Es cierto que ese espíritu crítico, esa voluntad por cuestionar el statu quo, ha estado en el ADN de este tipo de arte desde sus orígenes. Y a costa de determinados riesgos, que van desde la imposición de multas hasta la propia integridad física del artista. Estrella de Diego indica que, si debe destacar alguna de sus manifestaciones, se queda con “los grafiteros anónimos que se juegan la vida para dejar su huella en lo alto de los edificios de São Paulo: su trabajo solo se puede ver desde la autopista”.

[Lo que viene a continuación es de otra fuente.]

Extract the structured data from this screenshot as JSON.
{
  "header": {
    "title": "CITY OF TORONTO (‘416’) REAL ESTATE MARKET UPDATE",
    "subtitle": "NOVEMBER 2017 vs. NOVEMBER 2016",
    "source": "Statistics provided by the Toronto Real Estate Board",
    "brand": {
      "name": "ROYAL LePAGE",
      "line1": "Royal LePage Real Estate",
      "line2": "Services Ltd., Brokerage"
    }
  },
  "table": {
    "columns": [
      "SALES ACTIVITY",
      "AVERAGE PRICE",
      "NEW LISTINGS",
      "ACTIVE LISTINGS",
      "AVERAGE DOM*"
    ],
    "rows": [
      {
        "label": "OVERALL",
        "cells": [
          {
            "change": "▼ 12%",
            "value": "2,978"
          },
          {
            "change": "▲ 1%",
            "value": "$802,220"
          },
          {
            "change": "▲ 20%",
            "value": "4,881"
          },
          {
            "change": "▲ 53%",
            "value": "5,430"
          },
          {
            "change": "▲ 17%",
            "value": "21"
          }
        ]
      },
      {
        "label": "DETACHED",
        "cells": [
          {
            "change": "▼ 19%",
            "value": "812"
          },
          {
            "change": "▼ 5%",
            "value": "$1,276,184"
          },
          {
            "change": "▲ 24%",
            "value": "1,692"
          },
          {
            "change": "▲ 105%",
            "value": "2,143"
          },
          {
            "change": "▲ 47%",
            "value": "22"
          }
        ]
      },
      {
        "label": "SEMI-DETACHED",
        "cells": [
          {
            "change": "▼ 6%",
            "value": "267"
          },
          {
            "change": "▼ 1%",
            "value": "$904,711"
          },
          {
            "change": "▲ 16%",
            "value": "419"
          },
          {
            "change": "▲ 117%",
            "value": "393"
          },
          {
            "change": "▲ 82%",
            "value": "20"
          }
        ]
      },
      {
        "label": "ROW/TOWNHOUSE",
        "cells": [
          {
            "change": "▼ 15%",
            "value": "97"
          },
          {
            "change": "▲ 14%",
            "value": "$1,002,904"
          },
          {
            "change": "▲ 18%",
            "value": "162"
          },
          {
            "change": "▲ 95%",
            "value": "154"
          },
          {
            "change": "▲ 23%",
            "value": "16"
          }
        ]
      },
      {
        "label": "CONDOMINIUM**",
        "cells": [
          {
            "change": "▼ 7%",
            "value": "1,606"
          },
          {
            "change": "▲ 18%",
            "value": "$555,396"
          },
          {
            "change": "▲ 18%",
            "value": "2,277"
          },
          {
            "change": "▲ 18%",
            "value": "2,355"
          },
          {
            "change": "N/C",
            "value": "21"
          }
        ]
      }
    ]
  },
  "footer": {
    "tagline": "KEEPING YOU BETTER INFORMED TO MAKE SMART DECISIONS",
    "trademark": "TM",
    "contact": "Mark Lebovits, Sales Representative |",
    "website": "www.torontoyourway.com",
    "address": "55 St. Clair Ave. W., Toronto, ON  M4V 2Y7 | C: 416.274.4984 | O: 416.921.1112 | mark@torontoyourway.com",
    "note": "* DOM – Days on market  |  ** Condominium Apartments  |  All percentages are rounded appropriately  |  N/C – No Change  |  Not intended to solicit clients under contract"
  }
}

Lo que parece claro es que un determinado soporte o unos medios técnicos concretos no son por sí mismos los que determinan que algo sea arte o no lo sea, ni que resulte tan nutritivo como una hamburguesa industrial o como un filete de salmón salvaje. Pero esto no es ninguna novedad. “El día que a un museo le deje de interesar el arte allí donde se produce, dejará de servir para el fin con el que fue creado como institución pública”, zanja Miguel Zugaza. “De la misma forma, pienso que no debemos confundir el arte con la tecnología. Los hermanos Van Eyck revolucionaron el arte universal con la pintura al óleo, no por la novedad de la nueva técnica sino por el asombroso partido que fueron capaces de sacar de ella para crear obras como el Matrimonio Arnolfini o el Políptico de Gante”.